I was doing a quick performance test on a block of code
void ConvertToFloat( const std::vector< short >& audioBlock,
std::vector< float >& out )
{
const float rcpShortMax = 1.0f / (float)SHRT_MAX;
out.resize( audioBlock.size() );
for( size_t i = 0; i < audioBlock.size(); i++ )
{
out[i] = (float)audioBlock[i] * rcpShortMax;
}
}
I was happy with the speed up over the original very naive implementation it takes just over 1 msec to process 65536 audio samples.
However just for fun I tried the following
void ConvertToFloat( const std::vector< short >& audioBlock,
std::vector< float >& out )
{
const float rcpShortMax = 1.0f / (float)SHRT_MAX;
out.reserve( audioBlock.size() );
for( size_t i = 0; i < audioBlock.size(); i++ )
{
out.push_back( (float)audioBlock[i] * rcpShortMax );
}
}
Now I fully expected this to give exactly the same performance as the original code.

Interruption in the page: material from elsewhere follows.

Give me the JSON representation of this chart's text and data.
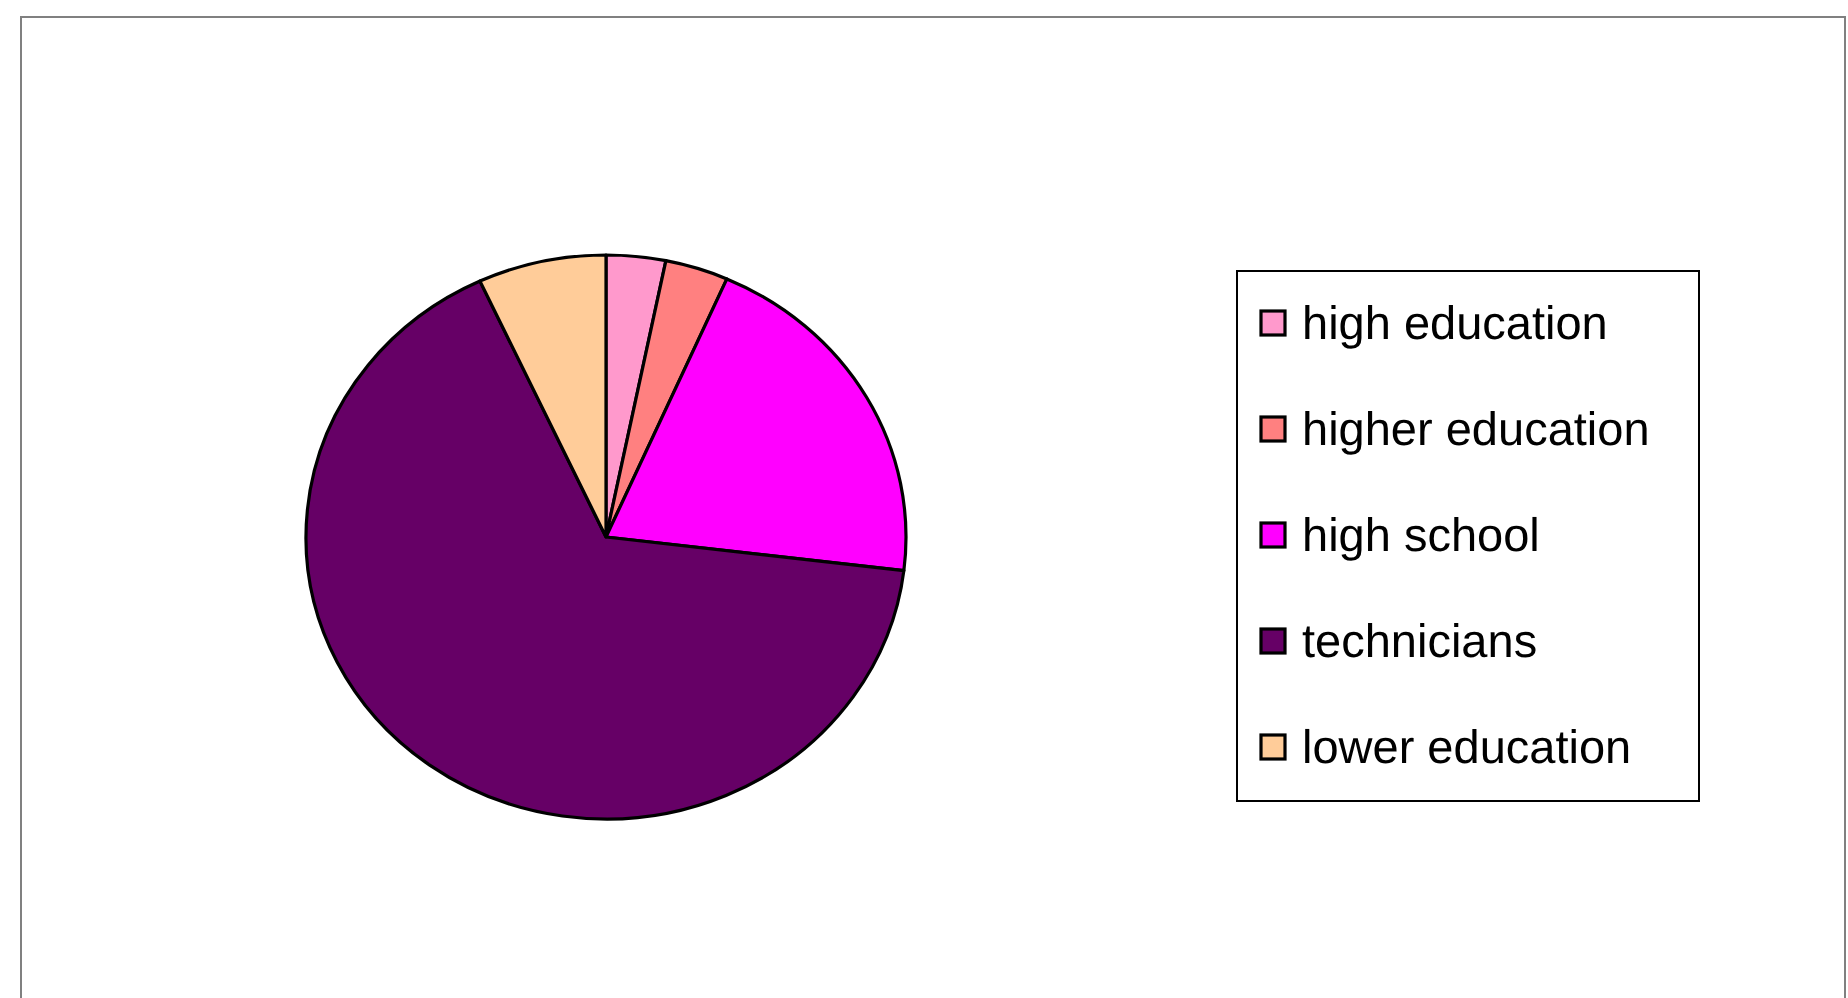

However suddenly the loop is now taking 900usec (i.e. it's 100usec faster than the other implementation).
Can anyone explain why this would give better performance? Does resize()
initialize the newly allocated vector where reserve just allocates but does not construct? This is the only thing I can think of.
PS this was tested on a single core 2Ghz AMD Turion 64 ML-37.